19. Dezember 2008
Weißbärtiger mit Megaphon

Weiß­bär­tiger mit Megaphon

In der Tübinger Mensa Wil­helm­straße kamen gestern (17.12.2008) Freunde der auf­kei­menden Tübinger Flashmob-Szene zusammen, um Kom­mando Pim­perle zu spielen. Die Aktion bezog sich offen­sicht­lich auf den Führer des Stu­den­ten­werks Tübingen-Hohenheim, Oliver Schill: Am Ende standen auf das Kom­mando „Schill Out“ einige Stu­die­renden auf und hielten mit­ge­brachte Plakate mit der Auf­schrift „(S)chill Out Zone“ nach oben.

Von der Aktion gibt es auch eine Video­auf­zeich­nung auf YouTube.
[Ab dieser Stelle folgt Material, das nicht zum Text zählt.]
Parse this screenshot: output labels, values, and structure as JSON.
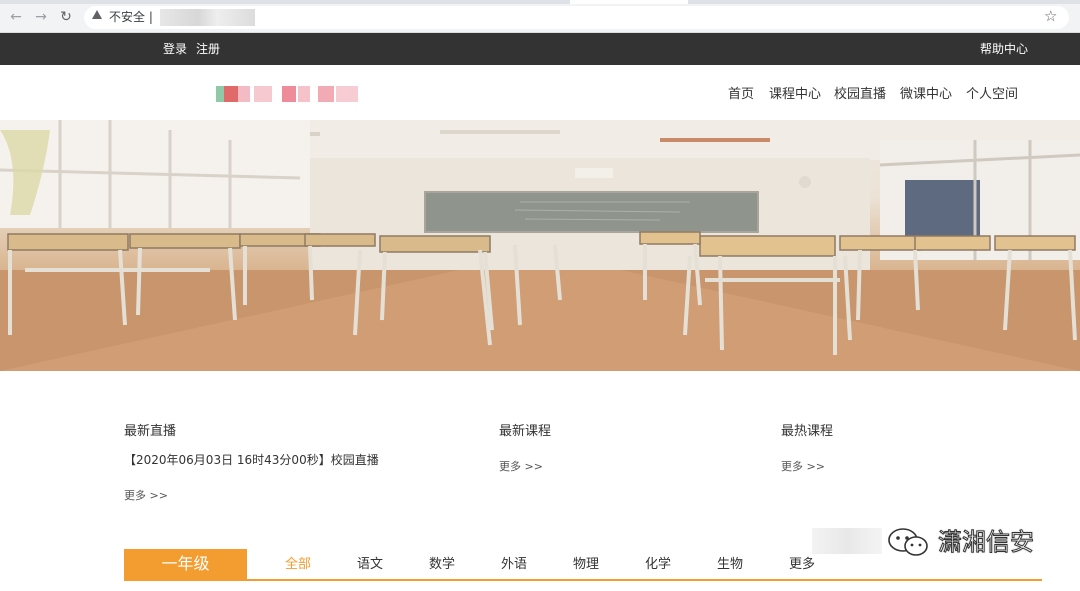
{
  "browser": {
    "security_label": "不安全 |"
  },
  "topbar": {
    "login": "登录",
    "register": "注册",
    "help": "帮助中心"
  },
  "nav": {
    "items": [
      "首页",
      "课程中心",
      "校园直播",
      "微课中心",
      "个人空间"
    ]
  },
  "sections": {
    "live": {
      "title": "最新直播",
      "item": "【2020年06月03日 16时43分00秒】校园直播",
      "more": "更多 >>"
    },
    "new_courses": {
      "title": "最新课程",
      "more": "更多 >>"
    },
    "hot_courses": {
      "title": "最热课程",
      "more": "更多 >>"
    }
  },
  "grade": {
    "label": "一年级",
    "subjects": [
      "全部",
      "语文",
      "数学",
      "外语",
      "物理",
      "化学",
      "生物",
      "更多"
    ],
    "active_index": 0
  },
  "watermark": {
    "text": "潇湘信安"
  },
  "colors": {
    "accent": "#f39c2f",
    "topbar": "#333333"
  }
}
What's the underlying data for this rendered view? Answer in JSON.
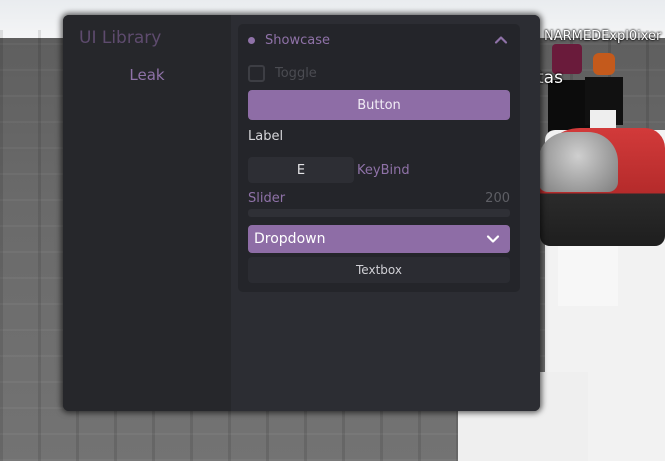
{
  "window": {
    "title": "UI Library",
    "tabs": [
      {
        "label": "Leak"
      }
    ]
  },
  "section": {
    "title": "Showcase",
    "collapse_icon": "chevron-up-icon"
  },
  "controls": {
    "toggle_label": "Toggle",
    "toggle_checked": false,
    "button_label": "Button",
    "label_text": "Label",
    "keybind_key": "E",
    "keybind_label": "KeyBind",
    "slider_label": "Slider",
    "slider_value": "200",
    "dropdown_label": "Dropdown",
    "dropdown_icon": "chevron-down-icon",
    "textbox_placeholder": "Textbox"
  },
  "scene": {
    "player_name": "NARMEDExpl0ixer",
    "player_name_partial": "tas"
  },
  "colors": {
    "accent": "#8e6da6",
    "accent_text": "#8f72a8",
    "window_bg": "#2a2b31",
    "sidebar_bg": "#26272b",
    "section_bg": "#24252a"
  }
}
Vor­an­ge­gan­gene Flashmobs an der Uni beinhal­teten eine Kis­sen­schlacht auf dem Dies Uni­ver­si­tatis 2006 und das Anbeten der Brunnen vor der Neuen Aula 2007.

5. Dezember 2008

For­mu­lie­rungs­vor­schlag für einen Wider­spruch

wohnheimverwaltung-schild Zu Beginn der letzten Woche im November wurden vom Stu­den­ten­werk die Mit­tei­lungen über die anste­henden Miet­er­hö­hungen zum 1. Januar 2009 ver­sandt. Begrün­dung: gestie­gene Ener­gie­kosten. Aller­dings soll im Stu­den­ten­dorf WHO für jedes Zimmer unab­hängig von Größe, Lage oder Wär­me­däm­mung 8€ fällig sein. Die Bewohner der Pfron­dor­fer­straße und der Hart­mey­er­straße leiden nicht unter den Erhö­hungen, obwohl hier die Wär­me­däm­mung teils noch auf dem Stand der 60er-Jahre ist. In der frisch reno­vierten Neu­halde dagegen, jetzt ein Ener­gie­spar­haus, sollen gerade die Ener­gie­kosten um satte 35€ gestiegen sein.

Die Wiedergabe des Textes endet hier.